Inner City Press asked Ms. Orondo if she had recorded her story for the future, using one of the One Laptop Per Child machines in use in UNICEF's lobby this week. Inner City Press has asked UNESCO what the UN system thinks of the One Laptop Per Child initiative; UNESCO declined to comment. on December 11, UNICEF director Ann M. Veneman praised the low-cost laptops, and described their use by the youth delegation camped out in UNICEF House. Inner City Press went to check it out, and found teenagers in a glassed-in room recording their stories into the white-and-green laptops.
But how many of the stories really had to do with global warming? Wednesday in a press conference and report, UNICEF tried to link nearly all of their work to the current buzzword, climate change. Suddenly all sanitation projects are climate change-related, because water availability is impacted by heat. Inner City Press asked if there is or has been any particular UNICEF budget for climate change. It permeates our work, was the answer.
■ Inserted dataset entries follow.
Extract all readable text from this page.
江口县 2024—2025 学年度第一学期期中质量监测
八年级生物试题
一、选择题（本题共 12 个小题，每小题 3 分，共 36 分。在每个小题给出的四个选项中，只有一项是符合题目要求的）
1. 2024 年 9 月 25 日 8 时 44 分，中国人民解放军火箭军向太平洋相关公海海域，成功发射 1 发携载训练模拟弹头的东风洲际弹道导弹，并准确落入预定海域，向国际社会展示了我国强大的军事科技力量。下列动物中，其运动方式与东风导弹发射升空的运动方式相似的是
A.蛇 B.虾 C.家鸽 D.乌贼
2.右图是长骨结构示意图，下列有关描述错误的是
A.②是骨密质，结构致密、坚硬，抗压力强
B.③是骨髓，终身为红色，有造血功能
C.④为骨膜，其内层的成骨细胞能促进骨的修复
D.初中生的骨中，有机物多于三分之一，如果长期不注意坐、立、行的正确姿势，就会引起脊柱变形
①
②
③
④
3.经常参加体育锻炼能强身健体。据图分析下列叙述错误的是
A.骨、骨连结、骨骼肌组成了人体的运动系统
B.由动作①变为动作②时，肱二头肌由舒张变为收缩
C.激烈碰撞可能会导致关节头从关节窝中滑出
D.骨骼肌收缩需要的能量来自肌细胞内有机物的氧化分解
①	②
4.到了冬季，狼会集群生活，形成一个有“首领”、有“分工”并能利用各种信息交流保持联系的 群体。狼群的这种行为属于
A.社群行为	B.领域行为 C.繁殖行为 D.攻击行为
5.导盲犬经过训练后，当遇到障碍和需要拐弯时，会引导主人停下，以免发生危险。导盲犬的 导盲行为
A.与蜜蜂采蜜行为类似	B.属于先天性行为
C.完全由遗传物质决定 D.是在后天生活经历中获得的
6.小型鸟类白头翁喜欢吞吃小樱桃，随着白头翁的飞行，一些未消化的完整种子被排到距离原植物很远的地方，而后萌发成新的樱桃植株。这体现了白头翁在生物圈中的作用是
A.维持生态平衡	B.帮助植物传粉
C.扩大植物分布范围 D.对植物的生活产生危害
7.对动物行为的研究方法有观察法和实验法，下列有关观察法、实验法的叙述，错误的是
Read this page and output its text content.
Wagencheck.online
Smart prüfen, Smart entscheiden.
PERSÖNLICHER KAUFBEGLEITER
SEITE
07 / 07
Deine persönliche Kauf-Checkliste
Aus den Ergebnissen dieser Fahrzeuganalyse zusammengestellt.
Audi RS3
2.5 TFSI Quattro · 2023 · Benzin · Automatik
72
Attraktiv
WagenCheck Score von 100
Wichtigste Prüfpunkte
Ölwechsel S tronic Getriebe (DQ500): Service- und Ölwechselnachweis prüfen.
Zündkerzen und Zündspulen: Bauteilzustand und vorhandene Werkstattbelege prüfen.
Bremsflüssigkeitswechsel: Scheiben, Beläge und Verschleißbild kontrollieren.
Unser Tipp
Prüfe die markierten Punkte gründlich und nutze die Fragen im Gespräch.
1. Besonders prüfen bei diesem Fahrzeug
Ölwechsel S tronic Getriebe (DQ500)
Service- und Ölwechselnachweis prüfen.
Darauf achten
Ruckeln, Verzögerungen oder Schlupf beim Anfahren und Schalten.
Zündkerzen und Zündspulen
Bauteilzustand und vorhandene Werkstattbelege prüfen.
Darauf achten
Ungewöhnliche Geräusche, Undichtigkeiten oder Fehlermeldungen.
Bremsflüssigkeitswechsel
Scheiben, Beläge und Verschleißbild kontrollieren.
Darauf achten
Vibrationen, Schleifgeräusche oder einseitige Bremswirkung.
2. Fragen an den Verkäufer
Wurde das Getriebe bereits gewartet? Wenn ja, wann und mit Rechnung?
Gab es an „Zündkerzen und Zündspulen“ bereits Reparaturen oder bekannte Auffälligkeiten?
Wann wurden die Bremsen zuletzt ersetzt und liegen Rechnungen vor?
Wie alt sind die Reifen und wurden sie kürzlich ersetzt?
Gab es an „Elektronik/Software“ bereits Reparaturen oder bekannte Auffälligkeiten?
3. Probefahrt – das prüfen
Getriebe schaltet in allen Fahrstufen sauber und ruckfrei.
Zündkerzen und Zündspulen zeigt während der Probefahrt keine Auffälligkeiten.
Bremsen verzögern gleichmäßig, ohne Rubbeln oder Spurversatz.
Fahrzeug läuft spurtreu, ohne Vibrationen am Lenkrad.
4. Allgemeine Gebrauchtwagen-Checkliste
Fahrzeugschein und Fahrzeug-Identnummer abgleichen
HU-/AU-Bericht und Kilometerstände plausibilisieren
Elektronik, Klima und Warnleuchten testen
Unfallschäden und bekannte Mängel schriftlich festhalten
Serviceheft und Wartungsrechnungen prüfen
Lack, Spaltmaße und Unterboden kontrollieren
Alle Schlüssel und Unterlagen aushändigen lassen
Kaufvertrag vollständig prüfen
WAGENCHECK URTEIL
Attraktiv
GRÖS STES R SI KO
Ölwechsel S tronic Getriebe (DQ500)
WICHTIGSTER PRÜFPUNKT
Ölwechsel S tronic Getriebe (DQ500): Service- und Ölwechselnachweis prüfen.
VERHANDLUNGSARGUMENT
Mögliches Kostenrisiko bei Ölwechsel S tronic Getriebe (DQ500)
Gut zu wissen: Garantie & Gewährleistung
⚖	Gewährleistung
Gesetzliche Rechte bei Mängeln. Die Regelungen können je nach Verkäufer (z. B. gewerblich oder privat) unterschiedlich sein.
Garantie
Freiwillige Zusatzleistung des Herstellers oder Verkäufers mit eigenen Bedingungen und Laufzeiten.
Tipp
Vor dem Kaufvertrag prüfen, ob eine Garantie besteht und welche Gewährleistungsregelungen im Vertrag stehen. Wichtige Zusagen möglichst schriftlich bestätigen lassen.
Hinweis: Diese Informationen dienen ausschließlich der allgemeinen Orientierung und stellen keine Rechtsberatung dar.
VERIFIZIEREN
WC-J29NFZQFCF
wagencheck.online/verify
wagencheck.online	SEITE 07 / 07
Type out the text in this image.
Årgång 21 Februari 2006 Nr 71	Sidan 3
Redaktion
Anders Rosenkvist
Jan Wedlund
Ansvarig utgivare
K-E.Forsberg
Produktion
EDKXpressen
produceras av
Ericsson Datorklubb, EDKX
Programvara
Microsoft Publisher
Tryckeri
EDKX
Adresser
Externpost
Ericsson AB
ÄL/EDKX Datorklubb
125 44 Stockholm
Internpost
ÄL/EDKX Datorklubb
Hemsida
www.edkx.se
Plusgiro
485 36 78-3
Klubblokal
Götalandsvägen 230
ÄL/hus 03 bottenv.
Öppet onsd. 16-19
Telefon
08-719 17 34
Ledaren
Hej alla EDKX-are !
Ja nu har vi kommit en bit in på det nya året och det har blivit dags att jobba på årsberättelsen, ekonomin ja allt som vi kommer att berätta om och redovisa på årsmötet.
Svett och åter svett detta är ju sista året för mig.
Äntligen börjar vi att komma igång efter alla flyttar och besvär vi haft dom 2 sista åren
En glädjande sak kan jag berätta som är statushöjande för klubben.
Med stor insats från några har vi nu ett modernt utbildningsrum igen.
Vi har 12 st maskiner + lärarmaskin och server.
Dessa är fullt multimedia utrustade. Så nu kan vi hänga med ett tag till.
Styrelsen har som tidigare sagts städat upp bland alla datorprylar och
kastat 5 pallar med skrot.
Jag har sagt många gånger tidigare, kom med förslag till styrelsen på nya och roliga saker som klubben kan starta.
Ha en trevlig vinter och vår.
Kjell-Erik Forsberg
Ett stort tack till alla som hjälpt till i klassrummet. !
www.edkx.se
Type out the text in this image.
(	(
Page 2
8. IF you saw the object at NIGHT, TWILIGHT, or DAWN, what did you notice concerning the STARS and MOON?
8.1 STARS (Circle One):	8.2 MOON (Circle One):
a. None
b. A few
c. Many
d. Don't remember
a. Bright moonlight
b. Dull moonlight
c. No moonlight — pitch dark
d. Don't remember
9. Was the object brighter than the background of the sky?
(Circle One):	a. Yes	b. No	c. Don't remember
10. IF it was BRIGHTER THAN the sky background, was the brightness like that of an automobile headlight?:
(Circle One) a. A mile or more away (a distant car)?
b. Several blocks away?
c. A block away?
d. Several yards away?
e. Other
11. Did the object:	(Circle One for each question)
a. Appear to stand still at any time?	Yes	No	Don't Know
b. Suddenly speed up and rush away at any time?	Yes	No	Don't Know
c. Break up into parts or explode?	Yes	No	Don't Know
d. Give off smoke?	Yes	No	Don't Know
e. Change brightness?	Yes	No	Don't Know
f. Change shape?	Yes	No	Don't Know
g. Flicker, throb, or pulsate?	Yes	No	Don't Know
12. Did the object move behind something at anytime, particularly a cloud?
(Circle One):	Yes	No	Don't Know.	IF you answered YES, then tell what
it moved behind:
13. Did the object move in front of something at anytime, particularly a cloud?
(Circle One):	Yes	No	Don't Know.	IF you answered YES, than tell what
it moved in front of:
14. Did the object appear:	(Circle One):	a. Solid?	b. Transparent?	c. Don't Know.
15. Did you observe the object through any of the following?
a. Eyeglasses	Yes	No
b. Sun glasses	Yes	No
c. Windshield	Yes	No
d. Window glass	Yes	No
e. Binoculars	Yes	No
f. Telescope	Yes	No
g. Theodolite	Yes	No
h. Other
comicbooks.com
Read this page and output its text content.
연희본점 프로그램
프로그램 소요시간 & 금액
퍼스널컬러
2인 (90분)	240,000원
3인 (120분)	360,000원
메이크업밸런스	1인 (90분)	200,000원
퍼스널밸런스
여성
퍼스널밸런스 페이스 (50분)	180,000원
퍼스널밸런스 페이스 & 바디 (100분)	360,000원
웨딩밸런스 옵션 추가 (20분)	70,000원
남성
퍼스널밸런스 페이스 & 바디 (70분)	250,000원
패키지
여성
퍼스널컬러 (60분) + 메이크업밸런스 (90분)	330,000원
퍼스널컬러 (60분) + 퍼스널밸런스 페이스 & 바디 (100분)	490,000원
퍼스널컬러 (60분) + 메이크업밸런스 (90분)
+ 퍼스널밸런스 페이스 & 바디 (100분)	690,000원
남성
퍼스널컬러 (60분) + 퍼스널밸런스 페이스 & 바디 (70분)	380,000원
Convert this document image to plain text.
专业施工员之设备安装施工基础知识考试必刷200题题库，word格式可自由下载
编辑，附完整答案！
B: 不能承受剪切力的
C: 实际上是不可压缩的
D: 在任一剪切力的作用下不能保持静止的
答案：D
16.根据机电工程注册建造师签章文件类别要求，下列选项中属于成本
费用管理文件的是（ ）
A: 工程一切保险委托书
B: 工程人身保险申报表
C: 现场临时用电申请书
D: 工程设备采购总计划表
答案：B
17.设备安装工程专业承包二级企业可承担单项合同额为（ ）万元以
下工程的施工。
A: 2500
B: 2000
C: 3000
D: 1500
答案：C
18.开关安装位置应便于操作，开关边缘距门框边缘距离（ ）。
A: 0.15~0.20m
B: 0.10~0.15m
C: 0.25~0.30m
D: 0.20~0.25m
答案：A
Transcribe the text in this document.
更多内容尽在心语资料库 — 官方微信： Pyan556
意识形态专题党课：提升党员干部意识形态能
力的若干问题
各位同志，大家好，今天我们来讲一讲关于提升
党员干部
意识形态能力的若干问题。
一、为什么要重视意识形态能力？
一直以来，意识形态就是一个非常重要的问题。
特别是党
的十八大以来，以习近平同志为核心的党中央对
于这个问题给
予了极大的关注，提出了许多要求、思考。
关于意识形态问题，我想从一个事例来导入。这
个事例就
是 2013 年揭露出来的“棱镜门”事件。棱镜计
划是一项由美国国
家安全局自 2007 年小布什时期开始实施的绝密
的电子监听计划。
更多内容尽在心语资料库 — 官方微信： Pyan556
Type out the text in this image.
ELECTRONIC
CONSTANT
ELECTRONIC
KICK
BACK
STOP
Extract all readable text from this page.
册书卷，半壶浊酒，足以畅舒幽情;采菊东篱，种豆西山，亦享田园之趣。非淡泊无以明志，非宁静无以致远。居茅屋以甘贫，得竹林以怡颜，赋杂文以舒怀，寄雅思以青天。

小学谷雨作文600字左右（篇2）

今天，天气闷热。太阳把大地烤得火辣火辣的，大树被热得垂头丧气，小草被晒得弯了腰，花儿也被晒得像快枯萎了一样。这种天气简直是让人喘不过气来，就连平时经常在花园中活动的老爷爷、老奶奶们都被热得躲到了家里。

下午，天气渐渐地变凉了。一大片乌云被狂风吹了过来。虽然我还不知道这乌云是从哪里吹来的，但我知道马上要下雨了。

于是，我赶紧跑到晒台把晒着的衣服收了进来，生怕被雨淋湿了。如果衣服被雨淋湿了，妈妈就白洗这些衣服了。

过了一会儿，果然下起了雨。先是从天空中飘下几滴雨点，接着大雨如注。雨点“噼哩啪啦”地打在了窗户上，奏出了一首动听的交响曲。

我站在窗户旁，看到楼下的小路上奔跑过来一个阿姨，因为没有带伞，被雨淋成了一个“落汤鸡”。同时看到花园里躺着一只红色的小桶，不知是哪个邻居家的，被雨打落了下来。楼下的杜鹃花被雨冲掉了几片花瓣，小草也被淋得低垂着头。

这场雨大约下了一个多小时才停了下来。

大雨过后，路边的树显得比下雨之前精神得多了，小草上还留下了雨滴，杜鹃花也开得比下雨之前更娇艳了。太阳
In fact, the concept of climate change was not in previous UNICEF budgets. Many see the new re-branding is sheer opportunism, as something beneath UNICEF's previous sticking to its mission. And a question about Sri Lankan controversies, previously asked of UNICEF and at a UN noon brefing and re-posed Wednesday directly to UNICEF Deputy Executive Director Hilde Frafjord Johnson, was answered late Thursday, thusly:
"Regarding questions raised in Sri Lanka about UNICEF's purchase of 'Meals Ready to Eat' (MREs), UNICEF has explained to the Sri Lankan Ministry of Foreign Affairs that the food ration packs were purchased by tender on behalf of 12 UN agencies operating in Sri Lanka. Under UN emergency preparedness procedures, UN field offices are advised to hold such emergency rations, to be used to feed UN staff in the event of an emergency. UNICEF purchased sufficient MREs to feed staff for three days.
"Regarding the question raised in Sri Lanka about bulletproof vehicles, the UNICEF Country representative has informed the Ministry that UNICEF only purchased bulletproofing for one vehicle, which UNICEF operates in Batticaloa. The use of this vehicle is to ensure the protection of staff from explosions."
While the belated answer is appreciated, it has become more clear that staff are unsure of their full protection by UNICEF management, including for having participated in a memorial for humanitarian workers killed in Sri Lanka. The government attacked the UNICEF staff for their attendance, and so far there has been little public response. Yes, sometimes silence is the better part of valor. But when the UN is under attack, failure to defend staff is less defensible.